The eurozone's current fund — the European Financial Stability Facility (EFSF) — can borrow on the markets backed by eurozone government guarantees and has up to 440 billion euros ($583.29 billion)
to lend to governments cut off from market financing.
But many economists believe that even though only a small part of the EFSF's funds have been used to help Ireland, it may turn out to be insufficient if more countries need help.
"European leaders failed to address the issue of debt sustainability and possible insolvency problems prior to 2013. Debt restructuring, a common eurozone bond or an increase of the EFSF? None of these issues have been addressed. But they have to be," Brzeski said.
European Union President Herman van Rompuy said there was no need to talk about increasing the EFSF now, but if such a need arose in the future, eurozone leaders would do whatever was necessary to ensure the stability of the eurozone.
Economists said such declarations were not enough.
"The statement is full of assertions proclaiming the unity of the EU and the success of the measures taken so far to deal with the crisis ... but there is little in the way of specifics," said Ken Wattret, chief eurozone economist at BNP Paribas.
European leaders have used the same phrase since May, when they created the EFSF, but this did not prevent markets from forcing Ireland to ask for EU help and from Portuguese and Spanish bond yields being driven to record highs.
While a pre-Christmas market lull may have led to a temporary truce in the onslaught against peripheral eurozone debt, ratings agencies have been busy flagging up the fact that risks are undiminished.
Moody's slashed Ireland's credit rating by five notches on Friday, having said on Thursday it may downgrade Greece. It delivered the same warning to Spain on Wednesday, although it said it did not expect Madrid to have to resort to a bailout as Greece and Ireland have.
Rival agency Standard & Poor's said this week it may cut Belgium's debt rating if the country's inability to form a government threatened deficit- and debt-reduction goals.
A MISSED OPPORTUNITY
"We believe financial markets are likely to be disappointed by ... the overall silence regarding other proposals made in the run-up to the summit, such as the upsizing of the EFSF and E-bonds," said Frank Engels, economist at Barclays Capital.
"The preliminary outcome of the EU summit ... represents yet another missed opportunity by European policymakers to forcefully address investor concerns and calm markets in a more sustainable and pre-emptive manner," Engels said.
The EU method of responding to new developments in the debt crisis only when they appear, rather than getting ahead of the curve, is seen by the IMF as one of Europe's main shortcomings.
"I am worried, and that's why I am urging the Europeans ... to provide a comprehensive solution because this piecemeal approach ... obviously doesn't work," IMF head Dominique Strauss-Kahn told Reuters on Thursday. "The markets are just waiting for what's next."
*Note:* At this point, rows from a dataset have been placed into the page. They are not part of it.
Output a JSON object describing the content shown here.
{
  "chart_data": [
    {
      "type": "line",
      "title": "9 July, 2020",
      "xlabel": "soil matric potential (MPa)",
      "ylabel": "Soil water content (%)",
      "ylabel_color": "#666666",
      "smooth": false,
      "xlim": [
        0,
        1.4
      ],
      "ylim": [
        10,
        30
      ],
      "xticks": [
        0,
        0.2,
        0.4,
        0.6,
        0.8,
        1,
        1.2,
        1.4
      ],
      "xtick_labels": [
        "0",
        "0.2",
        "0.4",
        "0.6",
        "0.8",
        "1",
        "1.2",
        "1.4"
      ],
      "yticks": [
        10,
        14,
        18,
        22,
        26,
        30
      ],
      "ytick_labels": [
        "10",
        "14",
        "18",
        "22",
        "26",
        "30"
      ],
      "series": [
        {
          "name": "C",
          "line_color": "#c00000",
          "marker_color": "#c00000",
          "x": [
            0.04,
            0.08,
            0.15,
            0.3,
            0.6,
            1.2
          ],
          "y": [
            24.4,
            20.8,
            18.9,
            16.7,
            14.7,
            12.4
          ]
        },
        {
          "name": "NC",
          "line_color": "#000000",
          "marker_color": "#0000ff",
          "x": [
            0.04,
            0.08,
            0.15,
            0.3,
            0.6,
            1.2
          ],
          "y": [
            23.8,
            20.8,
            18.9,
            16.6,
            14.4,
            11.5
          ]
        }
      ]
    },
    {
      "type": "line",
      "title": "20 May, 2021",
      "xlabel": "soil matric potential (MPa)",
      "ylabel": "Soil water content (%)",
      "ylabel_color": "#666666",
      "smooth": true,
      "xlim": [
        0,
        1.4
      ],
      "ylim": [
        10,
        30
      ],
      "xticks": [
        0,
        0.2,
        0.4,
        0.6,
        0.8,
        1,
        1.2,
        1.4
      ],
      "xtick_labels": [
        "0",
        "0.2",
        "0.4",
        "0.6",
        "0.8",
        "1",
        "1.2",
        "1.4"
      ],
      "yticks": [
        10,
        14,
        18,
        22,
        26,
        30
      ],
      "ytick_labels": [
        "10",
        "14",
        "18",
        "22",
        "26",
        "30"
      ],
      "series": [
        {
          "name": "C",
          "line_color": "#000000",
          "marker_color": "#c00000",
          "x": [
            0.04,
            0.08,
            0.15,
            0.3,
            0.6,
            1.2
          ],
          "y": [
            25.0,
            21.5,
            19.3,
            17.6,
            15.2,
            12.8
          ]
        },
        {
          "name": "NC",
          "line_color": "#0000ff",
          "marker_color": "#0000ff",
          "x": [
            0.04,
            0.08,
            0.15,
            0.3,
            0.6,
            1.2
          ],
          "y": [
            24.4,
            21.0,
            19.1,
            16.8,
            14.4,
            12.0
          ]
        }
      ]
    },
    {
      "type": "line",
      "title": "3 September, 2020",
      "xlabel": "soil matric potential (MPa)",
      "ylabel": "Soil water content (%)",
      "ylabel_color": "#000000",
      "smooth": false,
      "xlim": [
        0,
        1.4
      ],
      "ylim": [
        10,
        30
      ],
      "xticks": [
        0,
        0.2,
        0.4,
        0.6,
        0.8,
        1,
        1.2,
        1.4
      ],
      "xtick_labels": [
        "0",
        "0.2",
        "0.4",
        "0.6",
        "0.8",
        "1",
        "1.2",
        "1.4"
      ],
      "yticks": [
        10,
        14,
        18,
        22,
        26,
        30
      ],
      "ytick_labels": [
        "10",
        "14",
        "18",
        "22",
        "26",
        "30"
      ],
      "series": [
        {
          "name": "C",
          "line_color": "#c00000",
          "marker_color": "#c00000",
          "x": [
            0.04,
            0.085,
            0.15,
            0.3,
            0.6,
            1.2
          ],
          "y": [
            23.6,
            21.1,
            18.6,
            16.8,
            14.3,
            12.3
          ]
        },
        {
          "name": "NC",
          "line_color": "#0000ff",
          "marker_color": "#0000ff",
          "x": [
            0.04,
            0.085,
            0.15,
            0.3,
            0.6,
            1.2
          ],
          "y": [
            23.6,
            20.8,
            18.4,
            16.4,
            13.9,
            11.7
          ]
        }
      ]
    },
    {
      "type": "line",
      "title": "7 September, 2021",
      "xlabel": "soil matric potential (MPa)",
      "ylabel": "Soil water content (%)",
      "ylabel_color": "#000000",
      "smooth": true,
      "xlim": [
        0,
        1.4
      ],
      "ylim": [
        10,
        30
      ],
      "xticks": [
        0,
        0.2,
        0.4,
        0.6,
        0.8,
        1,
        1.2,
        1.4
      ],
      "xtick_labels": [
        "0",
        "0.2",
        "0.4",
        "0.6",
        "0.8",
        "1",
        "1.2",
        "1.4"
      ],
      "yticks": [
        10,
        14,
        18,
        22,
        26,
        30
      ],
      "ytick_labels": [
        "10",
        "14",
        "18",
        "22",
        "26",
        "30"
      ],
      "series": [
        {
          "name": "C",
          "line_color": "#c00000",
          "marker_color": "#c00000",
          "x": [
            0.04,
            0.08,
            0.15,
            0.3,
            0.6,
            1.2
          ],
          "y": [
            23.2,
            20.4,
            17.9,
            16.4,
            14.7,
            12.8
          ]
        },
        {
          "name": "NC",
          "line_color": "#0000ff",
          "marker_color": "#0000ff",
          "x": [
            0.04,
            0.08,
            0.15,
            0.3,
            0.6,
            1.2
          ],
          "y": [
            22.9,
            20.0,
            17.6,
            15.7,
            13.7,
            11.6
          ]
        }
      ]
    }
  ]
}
Policymakers have been informally discussing various options from boosting the effective lending capacity of the EFSF through tweaking its operating criteria, to doubling its total size.
Further informal ideas include higher lending to the IMF to increase its involvement in eurozone rescue plans and extending stand-by credit lines by the EFSF to governments whose borrowing costs are rising, but which are not yet cut off form markets.
Some in the eurozone back the idea of a common eurozone bond but Germany has publicly opposed the idea and is against increasing the size of the EFSF as both moves would be difficult to sell to German voters angry at bailouts.
"Germany's rejection of the expansion is another example of how eurozone governments do not agree on the best way forward to deal with this crisis," said BNP Paribas' Wattret.
"As a result, the measures taken have been piecemeal, unconvincing and reactive rather than pre-emptive. This is going to have to change if confidence is to be restored in a lasting way," he said.
Economists also said the leaders' decision to conduct new stress tests of eurozone banks, to help restore confidence in the financial sector, was undermined by the lack of credibility of the last such exercise in July.
"Given the erosion of credibility of the first stress test results following the problems that emerged at Irish banks thereafter even though these banks had successfully passed the stress tests, we believe this news will not have any notable market impact for the time being," said Barclays Engels.